But Lima, Peru-raised photographer Gabriel Barreto says those images hardly represent daily life in the region. He should know, having spent a 2016 trip through the Andes shooting carbon copies of those scenes, only to return home and realize he hadn't actually captured what it felt like to be there.

“I had a bunch of landscapes and a couple more photos of people with very typical clothing, walking with llamas on hilltops,” says Barreto. “They were very romantic and beautiful pictures, don't get me wrong, but they were not at all showing what I had seen or what I had experienced during my time there.” What had left a greater impression on him, he says, were the Andinos he met: warm, welcoming, and, frankly, a lot less ‘traditional’ than his images suggested. 

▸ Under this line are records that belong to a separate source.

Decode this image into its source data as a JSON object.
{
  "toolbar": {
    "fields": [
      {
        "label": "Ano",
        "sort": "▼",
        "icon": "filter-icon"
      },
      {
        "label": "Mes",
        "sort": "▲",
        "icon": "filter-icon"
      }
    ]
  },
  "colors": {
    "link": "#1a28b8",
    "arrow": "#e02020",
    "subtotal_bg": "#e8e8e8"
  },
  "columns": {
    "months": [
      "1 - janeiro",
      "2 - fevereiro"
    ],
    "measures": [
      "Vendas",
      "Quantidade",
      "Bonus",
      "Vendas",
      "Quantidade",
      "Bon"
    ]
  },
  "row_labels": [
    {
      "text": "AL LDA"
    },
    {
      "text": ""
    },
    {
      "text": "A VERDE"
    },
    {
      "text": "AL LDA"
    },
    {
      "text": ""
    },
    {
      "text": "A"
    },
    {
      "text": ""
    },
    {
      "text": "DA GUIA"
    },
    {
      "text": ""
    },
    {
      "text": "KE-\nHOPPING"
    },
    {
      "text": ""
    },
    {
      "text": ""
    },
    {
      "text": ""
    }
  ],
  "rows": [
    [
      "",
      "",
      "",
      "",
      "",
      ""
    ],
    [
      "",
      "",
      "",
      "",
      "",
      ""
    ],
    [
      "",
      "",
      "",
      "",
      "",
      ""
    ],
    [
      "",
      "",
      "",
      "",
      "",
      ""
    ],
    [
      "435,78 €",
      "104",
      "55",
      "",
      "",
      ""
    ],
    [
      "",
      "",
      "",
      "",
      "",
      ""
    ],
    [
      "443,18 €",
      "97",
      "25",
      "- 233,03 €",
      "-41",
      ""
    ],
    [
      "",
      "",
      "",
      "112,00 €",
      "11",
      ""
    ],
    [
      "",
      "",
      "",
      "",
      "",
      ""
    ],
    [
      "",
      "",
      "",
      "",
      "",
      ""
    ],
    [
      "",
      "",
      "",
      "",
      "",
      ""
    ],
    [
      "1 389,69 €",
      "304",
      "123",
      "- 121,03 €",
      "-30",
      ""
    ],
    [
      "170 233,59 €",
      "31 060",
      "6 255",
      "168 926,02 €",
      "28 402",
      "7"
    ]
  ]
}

“Looking back at those photos really made me ask myself, ‘How am I portraying this [lifestyle] and how can I portray it better, in a more real and dignifying way?’” says Barreto. “That’s the question that started this project.” 

Over 2017 and 2018, Barreto traveled the region anew, from small villages in Pisac to single-family settlements in the Vilcanota mountain range, staying in local homes and connecting to the Andean communities he wanted to photograph. Often, he spent several weeks with a family before taking their portraits. He wanted to get to know his subjects; he learned what they cared about, what their aspirations were. 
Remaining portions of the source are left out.